Tomando ambas observaciones, es inevitable la pregunta, ¿estamos caros en USD?. Lo más importante de mencionar de acuerdo a nuestros numerillos, es que con un crecimiento del PIB por habitante del 7% en 2010, el TCR de equilibrio se apreció “solamente” un 1,4%. Nuestro amigo Natalio nos cuenta que el TCR efectivo cayó un 17,3% por lo que el año pasado finalizó con un TCR por debajo de su valor de equilibrio entre un 5% y un 10%.
Ahora bien, ¿es grave la situación actual?.
Si no consideramos la película como lo más preocupante en Argentina y comparamos la foto con lo que vemos en el resto de la región se observa que la situación actual no parece ser particularmente grave: salvo en el caso del siempre “consistente” manejo cambiario de Perú, el nivel de apreciación supera el 20% en todos los casos y en algunos, lo supera largamente (Brasil, Uruguay, Venezuela). Sin embargo, la velocidad a la cual transita el ritmo de apreciación nos llevaría a estar en el nivel de Chile-Colombia con solo una paritaria más del 20%.
Las buenas nuevas son que estando cerca del equilibrio, el impulso inicial è morto, y solo quedan los mecanismos de propagación donde todos corren como locos para pujar en el ajuste de sus precios, aunque ya nadie sabe ni como ni cuando empezó todo esto. Es decir, si Lucas tiene razón, la medicina para el actual proceso inflacionario debería ser nada más y nada menos, que alguien diga hasta acá llegamos y que el resto se discipline.
Este post se esta haciendo largo. En su momento ELY, Elemaco, Olivera y varios más nos explicaron sus problemas con esta tesis de la inflación. Lo importante aquí, es igualmente, prestar atención al frente externo y a la creación de empleo.
Si la teoría Llach es cierta, el actual nivel de tipo de cambio, no solo no importa inflación, sino que es importadora de deflación en el modo de un boom de importaciones.
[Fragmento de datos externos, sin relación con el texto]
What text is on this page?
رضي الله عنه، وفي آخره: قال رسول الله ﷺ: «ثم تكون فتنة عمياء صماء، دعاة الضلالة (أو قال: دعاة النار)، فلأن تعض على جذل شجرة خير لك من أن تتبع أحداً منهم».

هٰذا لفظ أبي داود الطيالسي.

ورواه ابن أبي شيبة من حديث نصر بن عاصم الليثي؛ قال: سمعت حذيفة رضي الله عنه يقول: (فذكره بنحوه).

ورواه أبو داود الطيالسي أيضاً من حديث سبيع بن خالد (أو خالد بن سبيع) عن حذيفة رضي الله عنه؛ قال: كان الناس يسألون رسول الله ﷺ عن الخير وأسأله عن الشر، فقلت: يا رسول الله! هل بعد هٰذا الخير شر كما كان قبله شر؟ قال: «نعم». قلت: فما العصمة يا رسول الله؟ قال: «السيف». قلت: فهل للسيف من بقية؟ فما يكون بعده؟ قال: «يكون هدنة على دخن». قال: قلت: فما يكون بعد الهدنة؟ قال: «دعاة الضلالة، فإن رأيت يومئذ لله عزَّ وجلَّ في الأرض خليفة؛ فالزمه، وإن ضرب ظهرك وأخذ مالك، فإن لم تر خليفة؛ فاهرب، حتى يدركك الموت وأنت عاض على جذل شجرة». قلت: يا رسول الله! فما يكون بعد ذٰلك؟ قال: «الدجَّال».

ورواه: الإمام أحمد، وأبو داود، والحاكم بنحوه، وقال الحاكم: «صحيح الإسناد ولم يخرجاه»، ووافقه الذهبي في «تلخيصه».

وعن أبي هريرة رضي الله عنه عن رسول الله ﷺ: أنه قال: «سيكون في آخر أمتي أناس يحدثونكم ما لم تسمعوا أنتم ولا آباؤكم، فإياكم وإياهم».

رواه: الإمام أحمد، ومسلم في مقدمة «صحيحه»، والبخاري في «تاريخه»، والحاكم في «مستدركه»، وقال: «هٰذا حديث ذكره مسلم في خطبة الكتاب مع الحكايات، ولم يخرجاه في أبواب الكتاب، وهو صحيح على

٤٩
Además, como dijimos, el trabajo argentino es crecientemente más caro en dólares, y cada vez más, por encima de su productividad relativa y eso nunca puede ser bueno para la creación de nuevos puestos de trabajo.
Pero estas dos últimas cuestiones serán espacio de futuras elaboraciones.
Saludos,
Juan
* Al TCR de equilibrio lo ajustamos por Harrod-Balassa-Samuelson y también por términos de intercambio, ya que para economías como la nuestra, nos parece que esta variable es clave.